Company seeking data on how well biofuels will work in reducing the carbon footprint on rail locomotives  
Vale Base Metals smelter locomotive will be fuelled with biodiesel to gather data over a nine-month period.

Vale Base Metals is taking a serious look at reducing the use of traditional fossil fuels in Sudbury, specifically in the case of diesel rail locomotives used at the Copper Cliff smelter. 

The company recently kicked off a trial using biofuel blends in one of the company locomotives to get a better understanding of how different biofuel blends perform, especially during Sudbury's winter months, said a recent social media posting.

"We will be trialling a variety of clean fuel blends in the form of both the bio and renewable diesel, with fuel blend ratios modified to suit outdoor temperatures based on the time of year," said Alex Mulloy, a low-carbon specialist at Vale Base Metals.

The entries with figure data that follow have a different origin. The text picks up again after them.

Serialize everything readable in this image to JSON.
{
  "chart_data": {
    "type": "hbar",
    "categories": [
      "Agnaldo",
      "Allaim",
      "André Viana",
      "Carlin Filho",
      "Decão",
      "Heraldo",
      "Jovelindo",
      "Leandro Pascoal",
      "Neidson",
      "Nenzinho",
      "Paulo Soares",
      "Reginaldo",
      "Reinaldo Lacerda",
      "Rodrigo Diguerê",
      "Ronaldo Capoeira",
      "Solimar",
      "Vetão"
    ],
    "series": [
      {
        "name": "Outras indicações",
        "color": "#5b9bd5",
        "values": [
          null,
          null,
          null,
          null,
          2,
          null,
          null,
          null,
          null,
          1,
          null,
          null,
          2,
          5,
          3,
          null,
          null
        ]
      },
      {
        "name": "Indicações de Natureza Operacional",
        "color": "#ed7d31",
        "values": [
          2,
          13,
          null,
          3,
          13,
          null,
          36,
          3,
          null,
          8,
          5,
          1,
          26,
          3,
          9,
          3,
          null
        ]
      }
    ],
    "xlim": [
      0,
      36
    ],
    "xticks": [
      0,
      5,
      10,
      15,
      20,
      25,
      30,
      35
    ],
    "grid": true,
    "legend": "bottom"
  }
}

Vale said the goal of the Sudbury trial is "to successfully demonstrate use of biofuel blends in locomotive engines with an eye to reducing carbon emissions from surface mobile equipment in support of company-wide decarbonization efforts."

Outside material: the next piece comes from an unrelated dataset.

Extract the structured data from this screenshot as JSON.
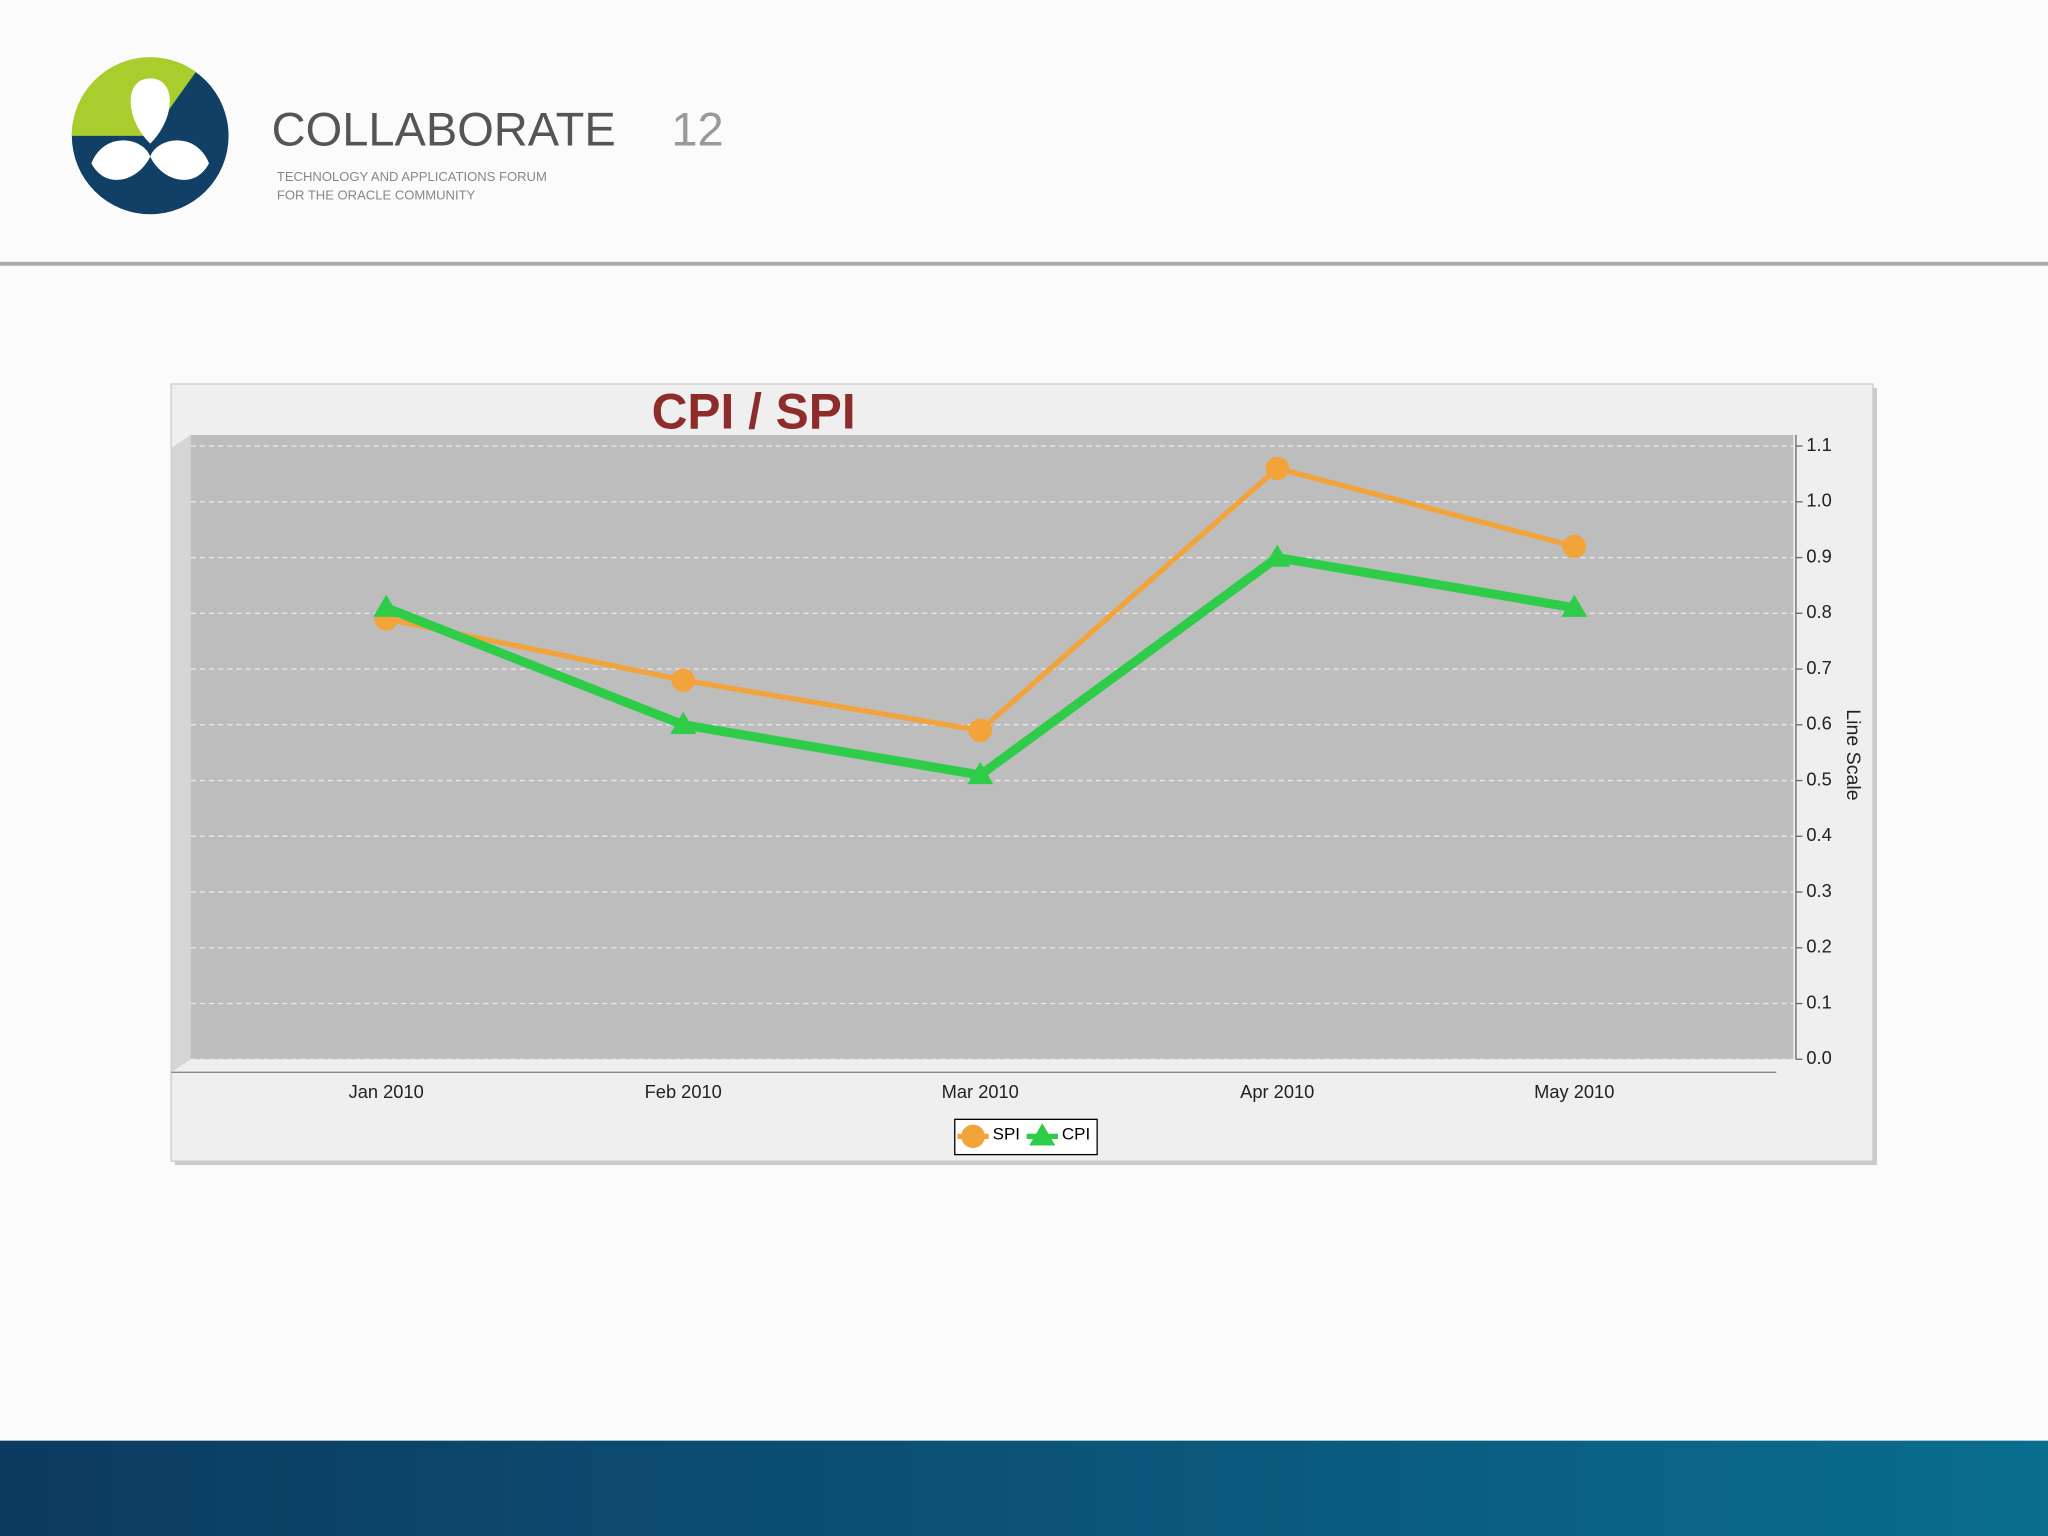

A billboard sign on the locomotives states the engine is powered by recyclable biodiesel fuel provided by Canada Clean Fuels, which describes bio-diesel as "a renewable, clean-burning diesel replacement that is reducing North American dependence on foreign petroleum, creating jobs and improving the environment,” on its website.

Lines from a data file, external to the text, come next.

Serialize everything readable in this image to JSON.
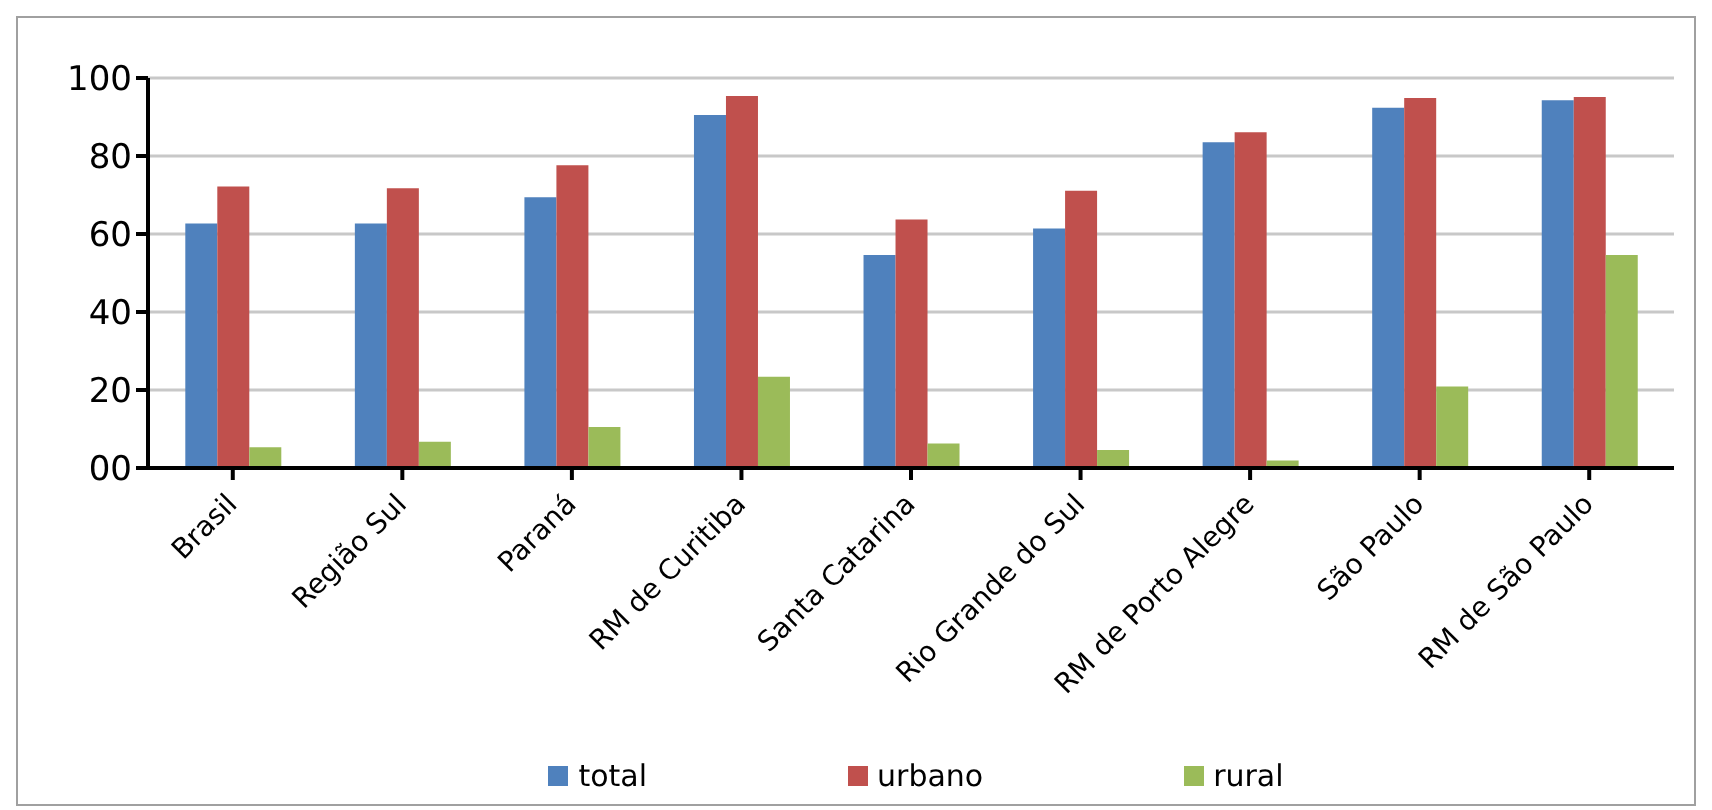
{
  "chart_data": {
    "type": "bar",
    "categories": [
      "Brasil",
      "Região Sul",
      "Paraná",
      "RM de Curitiba",
      "Santa Catarina",
      "Rio Grande do Sul",
      "RM de Porto Alegre",
      "São Paulo",
      "RM de São Paulo"
    ],
    "series": [
      {
        "name": "total",
        "color": "#4f81bd",
        "values": [
          62.7,
          62.7,
          69.4,
          90.5,
          54.6,
          61.4,
          83.5,
          92.4,
          94.3
        ]
      },
      {
        "name": "urbano",
        "color": "#c0504d",
        "values": [
          72.2,
          71.7,
          77.6,
          95.4,
          63.7,
          71.1,
          86.1,
          94.9,
          95.1
        ]
      },
      {
        "name": "rural",
        "color": "#9bbb59",
        "values": [
          5.3,
          6.7,
          10.5,
          23.4,
          6.3,
          4.6,
          1.9,
          20.9,
          54.6
        ]
      }
    ],
    "ylim": [
      0,
      100
    ],
    "yticks": [
      {
        "value": 0,
        "label": "00"
      },
      20,
      40,
      60,
      80,
      100
    ],
    "grid": "y",
    "legend": "bottom"
  }
}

In the social media post, Vale said the trial will last nine months.

"Throughout the nine-month trial, our transportation, maintenance and low-carbon teams will collect operational and performance data to better understand how different biofuel blends perform, especially during Sudbury’s cold winter months," Vale said on social media.

When asked if the idea came from workers in Sudbury, the company response was as follows.

"Our workforce is critical in helping to identify, trial and implement potential low-carbon solutions and this trial is no different. This co-operative approach is key as we look to reduce carbon emissions, in line with company wide decarbonization goals and customer expectations," said Vale.

The company was asked if this process has been used at other Vale locations.

"We are confident that biodiesel can be reliably implemented as a short-to-medium term fleet decarbonization solution, given recent improvements in availability and quality of supply," said the company.

In November, the company announced it was using biofuel blends (diesel and used vegetable cooking oils) on a cargo ship loaded with iron ore across the Pacific Ocean.